In 1975, the State of California passed a law that allows union organizers to enter agricultural facilities for up to three times a day, one hour at a time, and up to 120 days per year. Several farms challenged the law as a violation of the Fifth Amendment to the Constitution saying that it was a per se physical taking of their private property without just compensation. A lower court ruled against the growers and the US Court of Appeals for the Ninth Circuit denied a rehearing. The case, Cedar Point Nursery v. Hassid, then went to the Supreme Court, which, on 23 June 2021, ruled 6-3 in favor of the growers. Writing for the majority, Chief Justice John Roberts held that “a physical appropriation is a taking whether it is permanent or temporary,” for, as he explained, “[t]he right to exclude is ‘universally held to be a fundamental element of the property right’” in land.
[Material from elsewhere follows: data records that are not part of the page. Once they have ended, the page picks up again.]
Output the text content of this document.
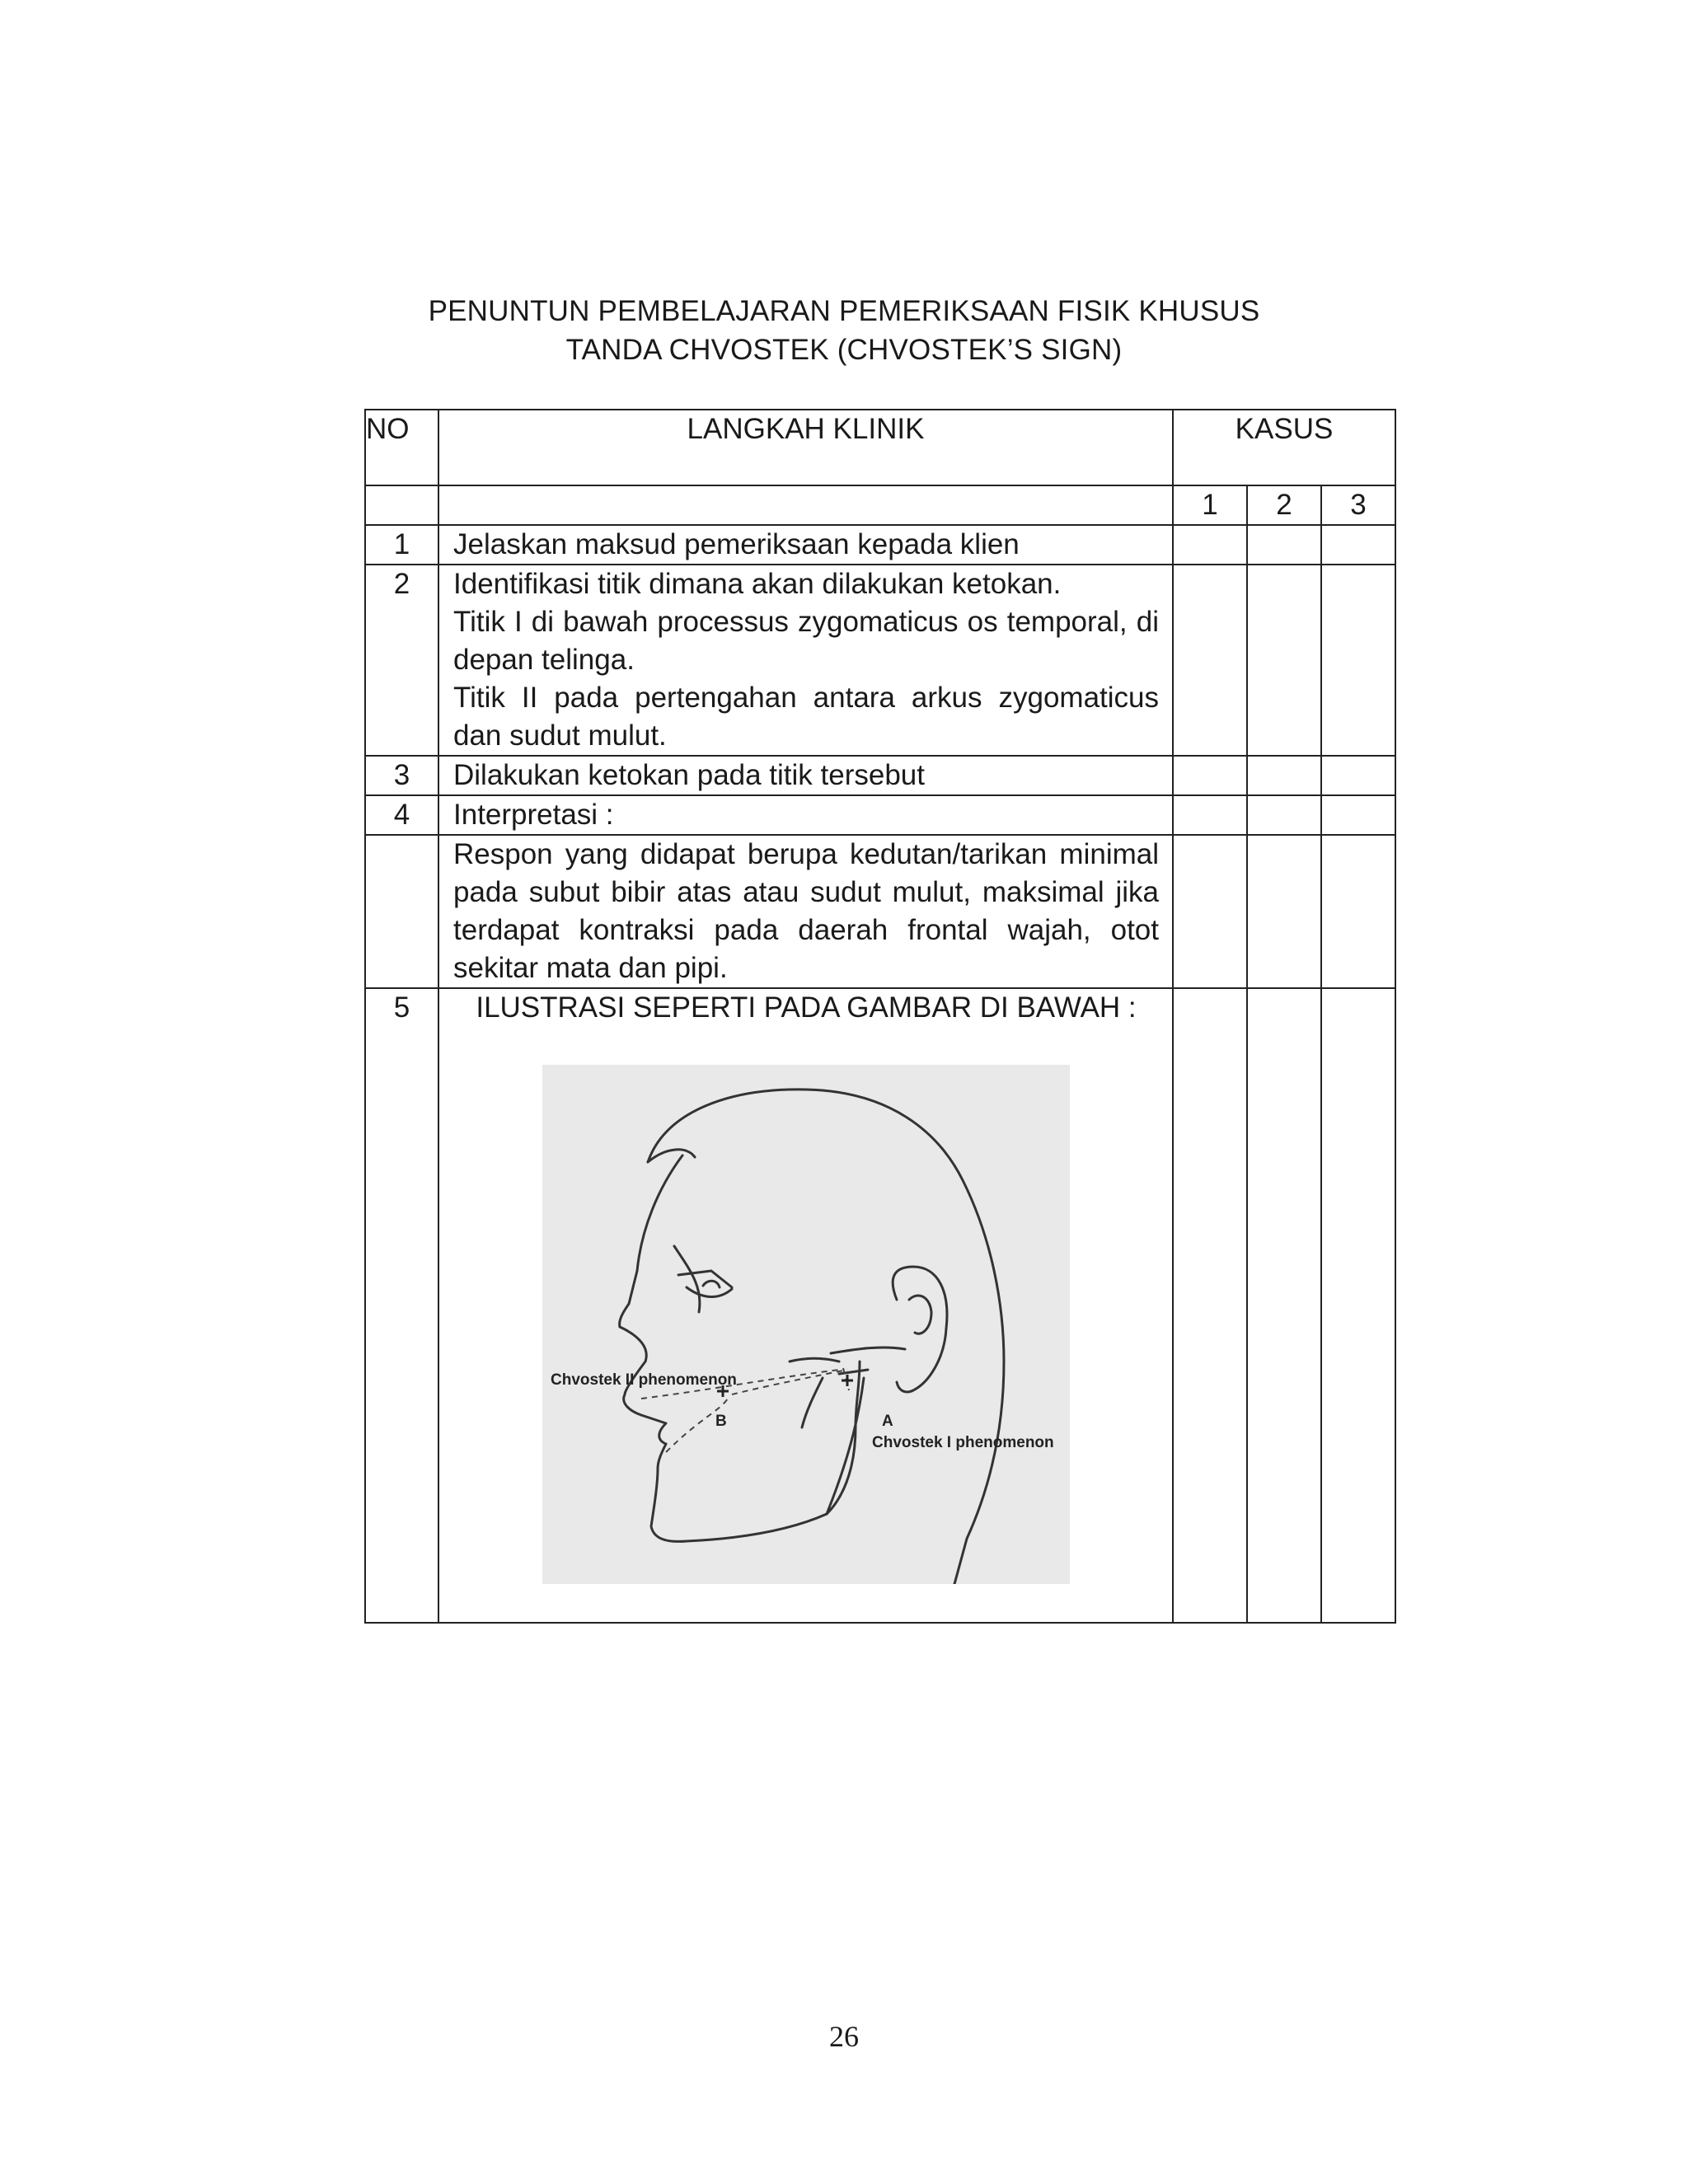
PENUNTUN PEMBELAJARAN PEMERIKSAAN FISIK KHUSUS
TANDA CHVOSTEK (CHVOSTEK’S SIGN)
NO	LANGKAH KLINIK	KASUS		
		1	2	3
1	Jelaskan maksud pemeriksaan kepada klien			

2	Identifikasi titik dimana akan dilakukan ketokan.
Titik I di bawah processus zygomaticus os temporal, di depan telinga.
Titik II pada pertengahan antara arkus zygomaticus dan sudut mulut.			

3	Dilakukan ketokan pada titik tersebut			

4	Interpretasi :			

	Respon yang didapat berupa kedutan/tarikan minimal pada subut bibir atas atau sudut mulut, maksimal jika terdapat kontraksi pada daerah frontal wajah, otot sekitar mata dan pipi.			

5	ILUSTRASI SEPERTI PADA GAMBAR DI BAWAH :
Chvostek II phenomenon
B A
Chvostek I phenomenon			

26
When we think about the origins of property, we naturally, like Jean-Jacque Rousseau, think of land, of “the first man who, having enclosed a piece of ground, bethought himself of saying This is mine, and found people simple enough to believe him.” With typical pithy flair, the property law scholar Carol Rose poses the problem as “trac[ing] out what seems to be property’s quintessential moment of chutzpah: the act of establishing individual property for one’s self simply by taking something out of the great commons of unowned resources.” The seventeenth-century Dutch jurist Hugo Grotius frames the origin of property as the successor era to an imagined “golden age” when “in the eyes of nature no distinctions of ownership were discernible.” The common supposition is that at some point in time some human beings were the first creatures to declare something to be “Mine!,” and that something was a resource lying free for any taker.
At the core of this mythical “frontier” notion of property is the idea that property is necessarily based on violence or the threat of violence. After I put a fence around the land, the image of property is me sitting on the front porch with a loaded shotgun threatening to use violence against anyone who dares enter without my consent. It’s a “me against the world” mentality that equates a claim of property with the right to use physical force to exclude others from using it. It’s also a fundamentally anti-social view of humanity that property violates the liberty of others. Maybe the quintessential moment of property is not about grasping something lying free for any taker. And maybe it’s not based ultimately or purely on an individual exercising coercion and violence against all others. Perhaps the origins of property lie somewhere else: in the very human act of creating something new, something that did not previously exist in the great commons of nature. A piece of raw land becomes a strawberry farm.
Thinking about the origins of property in this way allows us to consider that the value of property lies within the fundamentally humane confines of a community—of other people and me, not other people or me. This is true of property all over the world. Not every human community has property in land, but all human groups have property in tools, utensils, or ornaments. I did say “all.” Every human community distinguishes things that belong to the individual from things that belong to others. However minimal it may be, there are some things about which only a particular individual can say, “This is mine.” Not all spears or ceremonial ornaments are the same. Like lacrosse sticks and Hello Kitty backpacks, the custom is such that there is but one individual who can wield or wear it.
Property is not merely my claim “That spear is mine,” nor just about me confronting an interloper who tries to grab my spear. Property is embedded as custom in the community that surrounds me. To claim property in anything is to have learned from my mentors when other people can know that what I say about such a thing is true. I draw upon the approval of my community to make such a claim. It is a “me with my community” mentality to say “Hey, that spear is mine!”
My community backs me up because I respect their claims to the property in the spears they create. We honor each other’s claims to the things we individually create because doing so prevents quarrels and violence in our community.
That’s not to say we are a community of angels. Human beings are an insolent, rapacious breed, particularly when resources are scarce. But it is a mistake to confuse human fallibility for the ultimate explanation of property. That people quarrel and dispute claims of property does not mean property is inherently violent. When someone comes to take a spear I claim as mine, the question for the community is whether my claim is indeed true, for I too could be in the wrong or simply mistaken. Moreover, even if the community punishes the interloper for taking my spear without my consent, the ultimate explanation of property is still not violence. It is peace for the rest of the community who says to me, “That spear is yours.”
In 1975, the State of California unintentionally created conflict when it allowed union organizers in October 2015 to burst into a Cedar Point Nursery facility with bullhorns. The reason why the Constitution requires just compensation for physical takings of property is that it maintains peace. In Cedar Point the Supreme Court ruled that the government cannot authorize people to enter an owner’s land without paying just compensation. In other words, it ruled for keeping the peace, here and now and for the unforeseeable future.